How long should it take for minutes to be published after the meeting is over?
Is this a lightweight topic? Maybe. Still…
I think it may be the rule more often than not that they’re “typed up” and distributed just before the next meeting. Depending on the formality of the organization, there may be a motion to accept them, or not. I’d wager that by the time people are reading them, they’re approved over 90% of the time because, well, who can remember if they’re correct, or not.
I might also wager that since they’re produced just–in-time for the next meeting, the person creating them has largely forgotten the subtleties in the conversation at the original meeting, and therefore the minutes become little more than the ever-popular “discussion ensued” followed by the decision taken. Indeed, even the decision taken may or may not reflect exactly what everyone thought they were voting on.
So, when should minutes be produced and distributed?
Are they a mere annoyance and their production just a formality? Or, is their role something more substantial to accurately record the democratic process and agreements?
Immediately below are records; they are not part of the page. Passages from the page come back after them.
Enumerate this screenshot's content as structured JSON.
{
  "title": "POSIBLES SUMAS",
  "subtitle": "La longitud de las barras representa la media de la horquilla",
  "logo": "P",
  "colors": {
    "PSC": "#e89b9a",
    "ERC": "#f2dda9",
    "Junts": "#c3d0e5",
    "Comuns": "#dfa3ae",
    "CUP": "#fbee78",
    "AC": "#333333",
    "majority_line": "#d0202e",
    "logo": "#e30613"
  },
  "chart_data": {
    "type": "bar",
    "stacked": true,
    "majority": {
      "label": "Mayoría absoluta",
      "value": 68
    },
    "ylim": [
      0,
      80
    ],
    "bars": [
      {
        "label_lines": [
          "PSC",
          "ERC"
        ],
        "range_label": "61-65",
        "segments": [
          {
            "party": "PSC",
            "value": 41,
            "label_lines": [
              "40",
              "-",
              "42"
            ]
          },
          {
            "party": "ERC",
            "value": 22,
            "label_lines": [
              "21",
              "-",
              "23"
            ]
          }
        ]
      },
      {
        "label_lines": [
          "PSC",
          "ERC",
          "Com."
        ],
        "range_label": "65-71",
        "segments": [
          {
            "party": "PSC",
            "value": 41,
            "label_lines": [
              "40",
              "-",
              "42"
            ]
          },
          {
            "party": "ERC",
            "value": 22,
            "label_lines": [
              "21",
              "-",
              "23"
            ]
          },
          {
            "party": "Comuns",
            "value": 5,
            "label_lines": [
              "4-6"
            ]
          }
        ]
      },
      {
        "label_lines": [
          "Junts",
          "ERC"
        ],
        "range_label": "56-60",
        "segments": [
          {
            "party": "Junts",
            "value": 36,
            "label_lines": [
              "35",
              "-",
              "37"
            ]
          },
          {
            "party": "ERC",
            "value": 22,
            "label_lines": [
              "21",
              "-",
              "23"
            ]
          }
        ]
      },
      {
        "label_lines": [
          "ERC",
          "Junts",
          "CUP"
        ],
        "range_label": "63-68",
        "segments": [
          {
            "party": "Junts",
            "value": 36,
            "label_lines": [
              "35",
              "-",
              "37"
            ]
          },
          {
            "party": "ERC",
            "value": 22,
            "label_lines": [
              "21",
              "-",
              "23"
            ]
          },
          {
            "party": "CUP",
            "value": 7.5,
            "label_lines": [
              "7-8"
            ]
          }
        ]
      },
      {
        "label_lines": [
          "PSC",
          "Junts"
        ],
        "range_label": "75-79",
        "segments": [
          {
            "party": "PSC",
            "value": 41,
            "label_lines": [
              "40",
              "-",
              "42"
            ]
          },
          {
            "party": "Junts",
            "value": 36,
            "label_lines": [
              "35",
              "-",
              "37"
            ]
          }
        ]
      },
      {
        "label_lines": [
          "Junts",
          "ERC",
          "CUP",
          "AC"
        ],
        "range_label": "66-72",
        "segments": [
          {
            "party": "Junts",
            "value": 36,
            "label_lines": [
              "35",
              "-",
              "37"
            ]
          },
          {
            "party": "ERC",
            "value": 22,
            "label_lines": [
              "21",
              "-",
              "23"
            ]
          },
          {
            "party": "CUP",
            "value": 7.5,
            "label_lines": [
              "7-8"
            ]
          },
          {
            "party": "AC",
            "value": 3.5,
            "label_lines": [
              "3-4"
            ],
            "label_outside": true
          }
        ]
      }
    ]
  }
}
Might it also be suggested that, while not being a transcript of everything everyone said, they should also be a useful device to capture the key elements of why certain decisions were made? (I think so.) Typing in half-a-dozen points for a conversation that took thirty minutes isn’t too extreme.
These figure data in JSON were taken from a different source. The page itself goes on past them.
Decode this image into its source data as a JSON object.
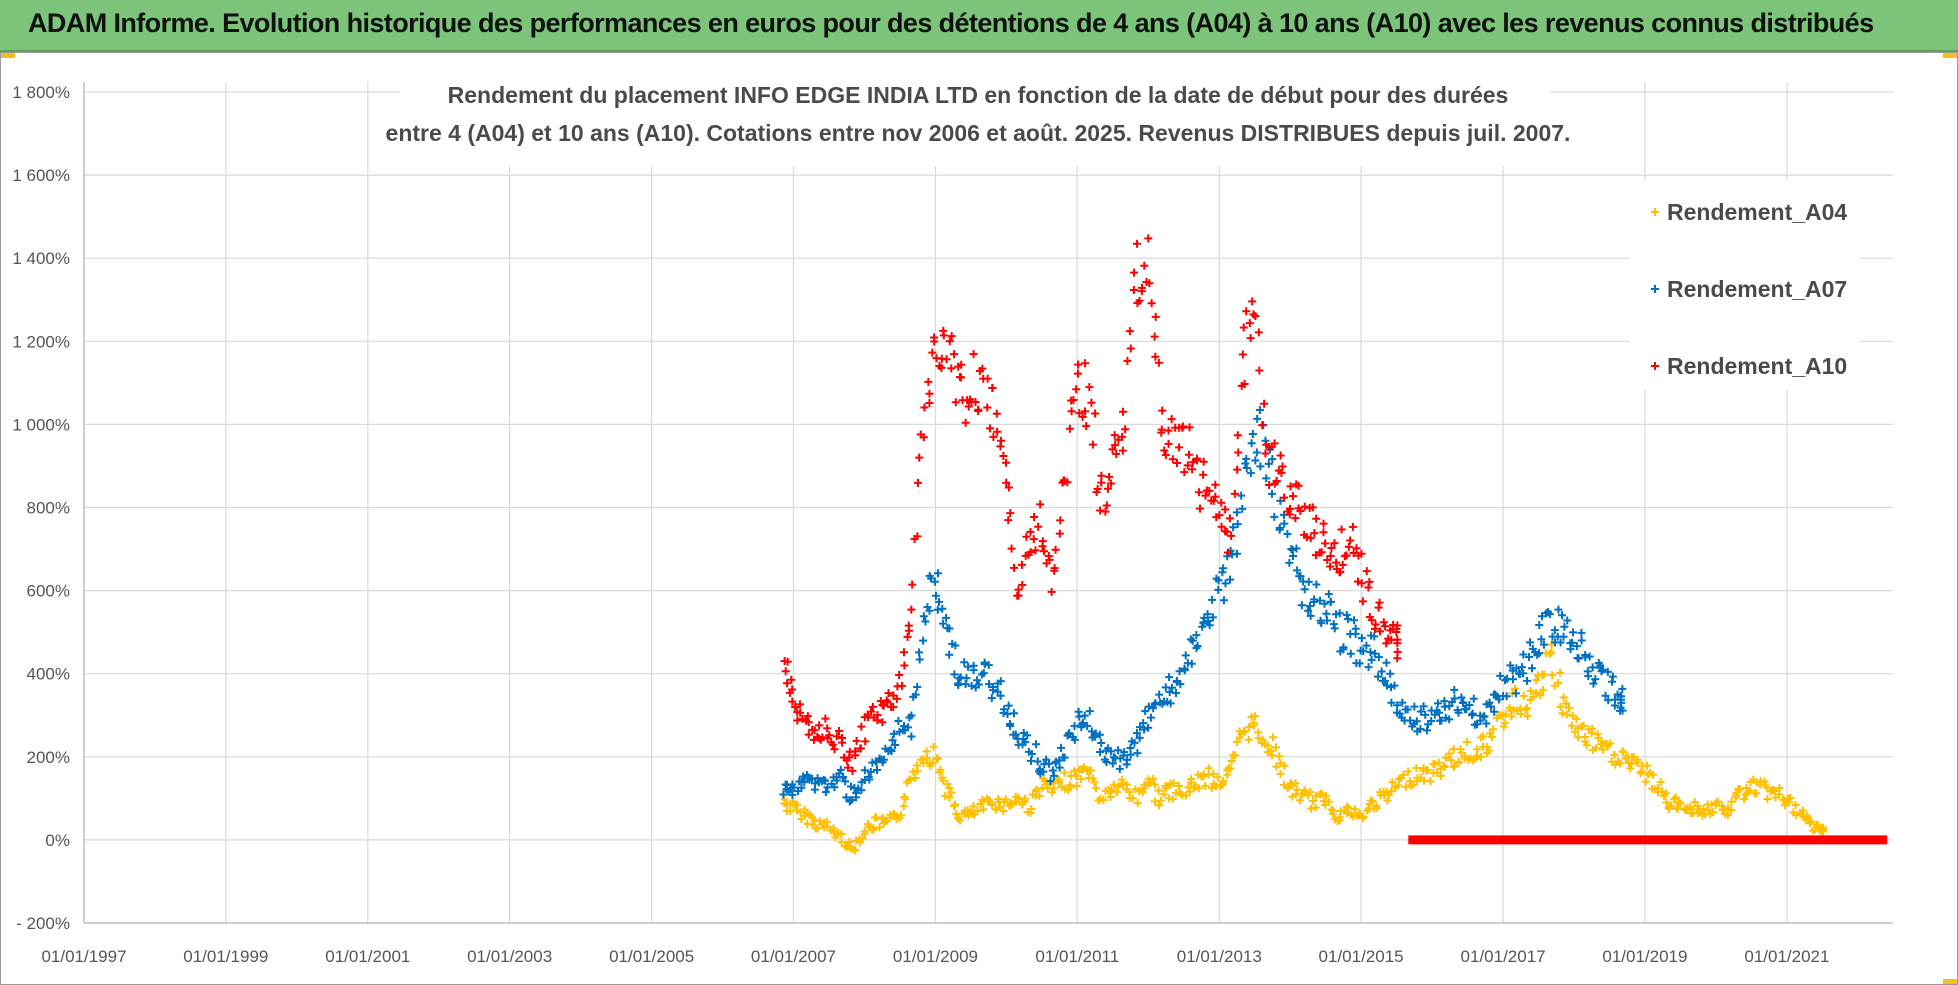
{
  "header": {
    "title": "ADAM Informe. Evolution historique des performances en euros pour des détentions de 4 ans (A04) à 10 ans (A10) avec les revenus connus distribués"
  },
  "colors": {
    "header_bg": "#7dc47b",
    "A04": "#ffc000",
    "A07": "#0070c0",
    "A10": "#ff0000",
    "grid": "#d9d9d9"
  },
  "chart_data": {
    "type": "scatter",
    "title_lines": [
      "Rendement du placement INFO EDGE INDIA LTD en fonction de la date de début pour des durées",
      "entre 4 (A04) et 10 ans (A10). Cotations entre nov 2006 et août. 2025. Revenus DISTRIBUES depuis juil. 2007."
    ],
    "marker": "+",
    "x_axis": {
      "type": "date",
      "min": "1997-01-01",
      "max": "2022-07-01",
      "tick_labels": [
        "01/01/1997",
        "01/01/1999",
        "01/01/2001",
        "01/01/2003",
        "01/01/2005",
        "01/01/2007",
        "01/01/2009",
        "01/01/2011",
        "01/01/2013",
        "01/01/2015",
        "01/01/2017",
        "01/01/2019",
        "01/01/2021"
      ]
    },
    "y_axis": {
      "unit": "%",
      "min": -200,
      "max": 1800,
      "step": 200,
      "tick_labels": [
        "1 800%",
        "1 600%",
        "1 400%",
        "1 200%",
        "1 000%",
        "800%",
        "600%",
        "400%",
        "200%",
        "0%",
        "- 200%"
      ]
    },
    "grid": true,
    "legend_position": "top-right",
    "series": [
      {
        "name": "Rendement_A04",
        "color": "#ffc000",
        "points": [
          [
            "2006-11-15",
            90
          ],
          [
            "2007-01-01",
            75
          ],
          [
            "2007-03-01",
            60
          ],
          [
            "2007-05-01",
            40
          ],
          [
            "2007-07-01",
            30
          ],
          [
            "2007-09-01",
            5
          ],
          [
            "2007-11-01",
            -25
          ],
          [
            "2008-01-01",
            20
          ],
          [
            "2008-03-01",
            40
          ],
          [
            "2008-05-01",
            40
          ],
          [
            "2008-07-01",
            60
          ],
          [
            "2008-09-01",
            150
          ],
          [
            "2008-11-01",
            210
          ],
          [
            "2009-01-01",
            200
          ],
          [
            "2009-03-01",
            120
          ],
          [
            "2009-05-01",
            60
          ],
          [
            "2009-07-01",
            60
          ],
          [
            "2009-09-01",
            80
          ],
          [
            "2009-11-01",
            90
          ],
          [
            "2010-01-01",
            85
          ],
          [
            "2010-03-01",
            100
          ],
          [
            "2010-05-01",
            80
          ],
          [
            "2010-07-01",
            130
          ],
          [
            "2010-09-01",
            120
          ],
          [
            "2010-11-01",
            140
          ],
          [
            "2011-01-01",
            150
          ],
          [
            "2011-03-01",
            170
          ],
          [
            "2011-05-01",
            100
          ],
          [
            "2011-07-01",
            120
          ],
          [
            "2011-09-01",
            130
          ],
          [
            "2011-11-01",
            100
          ],
          [
            "2012-01-01",
            150
          ],
          [
            "2012-03-01",
            100
          ],
          [
            "2012-05-01",
            120
          ],
          [
            "2012-07-01",
            110
          ],
          [
            "2012-09-01",
            140
          ],
          [
            "2012-11-01",
            150
          ],
          [
            "2013-01-01",
            140
          ],
          [
            "2013-03-01",
            160
          ],
          [
            "2013-05-01",
            260
          ],
          [
            "2013-07-01",
            280
          ],
          [
            "2013-09-01",
            240
          ],
          [
            "2013-11-01",
            190
          ],
          [
            "2014-01-01",
            120
          ],
          [
            "2014-03-01",
            110
          ],
          [
            "2014-05-01",
            90
          ],
          [
            "2014-07-01",
            100
          ],
          [
            "2014-09-01",
            60
          ],
          [
            "2014-11-01",
            70
          ],
          [
            "2015-01-01",
            50
          ],
          [
            "2015-03-01",
            90
          ],
          [
            "2015-05-01",
            100
          ],
          [
            "2015-07-01",
            130
          ],
          [
            "2015-09-01",
            150
          ],
          [
            "2015-11-01",
            160
          ],
          [
            "2016-01-01",
            160
          ],
          [
            "2016-03-01",
            180
          ],
          [
            "2016-05-01",
            200
          ],
          [
            "2016-07-01",
            210
          ],
          [
            "2016-09-01",
            220
          ],
          [
            "2016-11-01",
            240
          ],
          [
            "2017-01-01",
            300
          ],
          [
            "2017-03-01",
            330
          ],
          [
            "2017-05-01",
            330
          ],
          [
            "2017-07-01",
            360
          ],
          [
            "2017-09-01",
            440
          ],
          [
            "2017-11-01",
            340
          ],
          [
            "2018-01-01",
            270
          ],
          [
            "2018-03-01",
            250
          ],
          [
            "2018-05-01",
            230
          ],
          [
            "2018-07-01",
            210
          ],
          [
            "2018-09-01",
            200
          ],
          [
            "2018-11-01",
            180
          ],
          [
            "2019-01-01",
            160
          ],
          [
            "2019-03-01",
            130
          ],
          [
            "2019-05-01",
            90
          ],
          [
            "2019-07-01",
            80
          ],
          [
            "2019-09-01",
            80
          ],
          [
            "2019-11-01",
            70
          ],
          [
            "2020-01-01",
            80
          ],
          [
            "2020-03-01",
            65
          ],
          [
            "2020-05-01",
            110
          ],
          [
            "2020-07-01",
            130
          ],
          [
            "2020-09-01",
            120
          ],
          [
            "2020-11-01",
            110
          ],
          [
            "2021-01-01",
            100
          ],
          [
            "2021-03-01",
            60
          ],
          [
            "2021-05-01",
            40
          ],
          [
            "2021-07-01",
            20
          ]
        ]
      },
      {
        "name": "Rendement_A07",
        "color": "#0070c0",
        "points": [
          [
            "2006-11-15",
            130
          ],
          [
            "2007-01-01",
            120
          ],
          [
            "2007-03-01",
            140
          ],
          [
            "2007-05-01",
            140
          ],
          [
            "2007-07-01",
            130
          ],
          [
            "2007-09-01",
            150
          ],
          [
            "2007-11-01",
            100
          ],
          [
            "2008-01-01",
            150
          ],
          [
            "2008-03-01",
            170
          ],
          [
            "2008-05-01",
            200
          ],
          [
            "2008-07-01",
            260
          ],
          [
            "2008-09-01",
            280
          ],
          [
            "2008-11-01",
            540
          ],
          [
            "2009-01-01",
            620
          ],
          [
            "2009-03-01",
            500
          ],
          [
            "2009-05-01",
            400
          ],
          [
            "2009-07-01",
            380
          ],
          [
            "2009-09-01",
            400
          ],
          [
            "2009-11-01",
            360
          ],
          [
            "2010-01-01",
            330
          ],
          [
            "2010-03-01",
            260
          ],
          [
            "2010-05-01",
            220
          ],
          [
            "2010-07-01",
            180
          ],
          [
            "2010-09-01",
            160
          ],
          [
            "2010-11-01",
            220
          ],
          [
            "2011-01-01",
            280
          ],
          [
            "2011-03-01",
            300
          ],
          [
            "2011-05-01",
            210
          ],
          [
            "2011-07-01",
            190
          ],
          [
            "2011-09-01",
            200
          ],
          [
            "2011-11-01",
            220
          ],
          [
            "2012-01-01",
            300
          ],
          [
            "2012-03-01",
            350
          ],
          [
            "2012-05-01",
            360
          ],
          [
            "2012-07-01",
            400
          ],
          [
            "2012-09-01",
            460
          ],
          [
            "2012-11-01",
            540
          ],
          [
            "2013-01-01",
            600
          ],
          [
            "2013-03-01",
            650
          ],
          [
            "2013-05-01",
            820
          ],
          [
            "2013-07-01",
            980
          ],
          [
            "2013-09-01",
            920
          ],
          [
            "2013-11-01",
            800
          ],
          [
            "2014-01-01",
            720
          ],
          [
            "2014-03-01",
            600
          ],
          [
            "2014-05-01",
            560
          ],
          [
            "2014-07-01",
            580
          ],
          [
            "2014-09-01",
            500
          ],
          [
            "2014-11-01",
            500
          ],
          [
            "2015-01-01",
            450
          ],
          [
            "2015-03-01",
            460
          ],
          [
            "2015-05-01",
            400
          ],
          [
            "2015-07-01",
            330
          ],
          [
            "2015-09-01",
            310
          ],
          [
            "2015-11-01",
            290
          ],
          [
            "2016-01-01",
            300
          ],
          [
            "2016-03-01",
            320
          ],
          [
            "2016-05-01",
            330
          ],
          [
            "2016-07-01",
            320
          ],
          [
            "2016-09-01",
            300
          ],
          [
            "2016-11-01",
            320
          ],
          [
            "2017-01-01",
            380
          ],
          [
            "2017-03-01",
            390
          ],
          [
            "2017-05-01",
            420
          ],
          [
            "2017-07-01",
            470
          ],
          [
            "2017-09-01",
            540
          ],
          [
            "2017-11-01",
            500
          ],
          [
            "2018-01-01",
            480
          ],
          [
            "2018-03-01",
            440
          ],
          [
            "2018-05-01",
            400
          ],
          [
            "2018-07-01",
            370
          ],
          [
            "2018-09-01",
            340
          ]
        ]
      },
      {
        "name": "Rendement_A10",
        "color": "#ff0000",
        "points": [
          [
            "2006-11-15",
            440
          ],
          [
            "2007-01-01",
            330
          ],
          [
            "2007-03-01",
            290
          ],
          [
            "2007-05-01",
            260
          ],
          [
            "2007-07-01",
            270
          ],
          [
            "2007-09-01",
            230
          ],
          [
            "2007-11-01",
            180
          ],
          [
            "2008-01-01",
            260
          ],
          [
            "2008-03-01",
            320
          ],
          [
            "2008-05-01",
            310
          ],
          [
            "2008-07-01",
            380
          ],
          [
            "2008-09-01",
            560
          ],
          [
            "2008-11-01",
            1000
          ],
          [
            "2009-01-01",
            1200
          ],
          [
            "2009-03-01",
            1230
          ],
          [
            "2009-05-01",
            1080
          ],
          [
            "2009-07-01",
            1100
          ],
          [
            "2009-09-01",
            1060
          ],
          [
            "2009-11-01",
            1000
          ],
          [
            "2010-01-01",
            850
          ],
          [
            "2010-03-01",
            600
          ],
          [
            "2010-05-01",
            720
          ],
          [
            "2010-07-01",
            760
          ],
          [
            "2010-09-01",
            640
          ],
          [
            "2010-11-01",
            900
          ],
          [
            "2011-01-01",
            1120
          ],
          [
            "2011-03-01",
            1050
          ],
          [
            "2011-05-01",
            820
          ],
          [
            "2011-07-01",
            940
          ],
          [
            "2011-09-01",
            1000
          ],
          [
            "2011-11-01",
            1350
          ],
          [
            "2012-01-01",
            1400
          ],
          [
            "2012-03-01",
            1050
          ],
          [
            "2012-05-01",
            950
          ],
          [
            "2012-07-01",
            940
          ],
          [
            "2012-09-01",
            900
          ],
          [
            "2012-11-01",
            830
          ],
          [
            "2013-01-01",
            780
          ],
          [
            "2013-03-01",
            720
          ],
          [
            "2013-05-01",
            1150
          ],
          [
            "2013-07-01",
            1280
          ],
          [
            "2013-09-01",
            900
          ],
          [
            "2013-11-01",
            870
          ],
          [
            "2014-01-01",
            820
          ],
          [
            "2014-03-01",
            780
          ],
          [
            "2014-05-01",
            760
          ],
          [
            "2014-07-01",
            700
          ],
          [
            "2014-09-01",
            680
          ],
          [
            "2014-11-01",
            720
          ],
          [
            "2015-01-01",
            650
          ],
          [
            "2015-03-01",
            540
          ],
          [
            "2015-05-01",
            520
          ],
          [
            "2015-07-01",
            480
          ]
        ]
      },
      {
        "name": "",
        "color": "#ff0000",
        "description_line": true,
        "points": [
          [
            "2015-09-01",
            0
          ],
          [
            "2022-06-01",
            0
          ]
        ]
      }
    ]
  }
}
Further, I’d say that their most useful purpose might be the trigger to make sure that people know what’s expected of them – and agreed to – in terms of action prior to the next meeting so that organizational momentum is maintained. Would you rather have twenty-five days notice to get your action items done (if you weren’t keeping your own notes), or see it emblazoned in your eyes as you’re about to give your status update to the other people?
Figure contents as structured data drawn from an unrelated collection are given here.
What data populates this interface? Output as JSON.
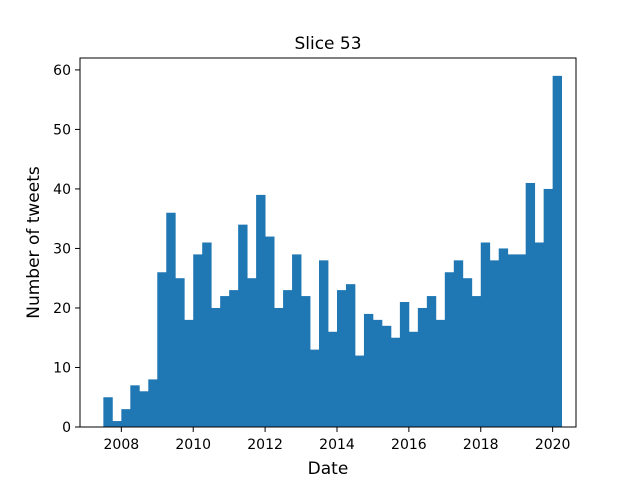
{
  "chart_data": {
    "type": "bar",
    "title": "Slice 53",
    "xlabel": "Date",
    "ylabel": "Number of tweets",
    "x_axis": {
      "min": 2006.85,
      "max": 2020.65,
      "ticks": [
        2008,
        2010,
        2012,
        2014,
        2016,
        2018,
        2020
      ],
      "tick_labels": [
        "2008",
        "2010",
        "2012",
        "2014",
        "2016",
        "2018",
        "2020"
      ]
    },
    "y_axis": {
      "min": 0,
      "max": 62,
      "ticks": [
        0,
        10,
        20,
        30,
        40,
        50,
        60
      ],
      "tick_labels": [
        "0",
        "10",
        "20",
        "30",
        "40",
        "50",
        "60"
      ]
    },
    "bins": {
      "start": 2007.5,
      "width": 0.25
    },
    "values": [
      5,
      1,
      3,
      7,
      6,
      8,
      26,
      36,
      25,
      18,
      29,
      31,
      20,
      22,
      23,
      34,
      25,
      39,
      32,
      20,
      23,
      29,
      22,
      13,
      28,
      16,
      23,
      24,
      12,
      19,
      18,
      17,
      15,
      21,
      16,
      20,
      22,
      18,
      26,
      28,
      25,
      22,
      31,
      28,
      30,
      29,
      29,
      41,
      31,
      40,
      59
    ],
    "bar_color": "#1f77b4",
    "grid": false,
    "legend": "none"
  }
}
A record of a decision in the past is good; perhaps the focus on the future is even more important.
My rule-of-thumb is to get minutes out within a couple of days. People often have things “back at the office” (companies) or “back at home” (non-profit volunteers) to deal with, so they’re not necessarily chomping at the bit for the minutes. However, after that, they serve as a good mental reminder to get on with the things they agreed to do.
So, are minutes just a device for the past, or also the future?
Get them done and out. It’s a wise thing to do.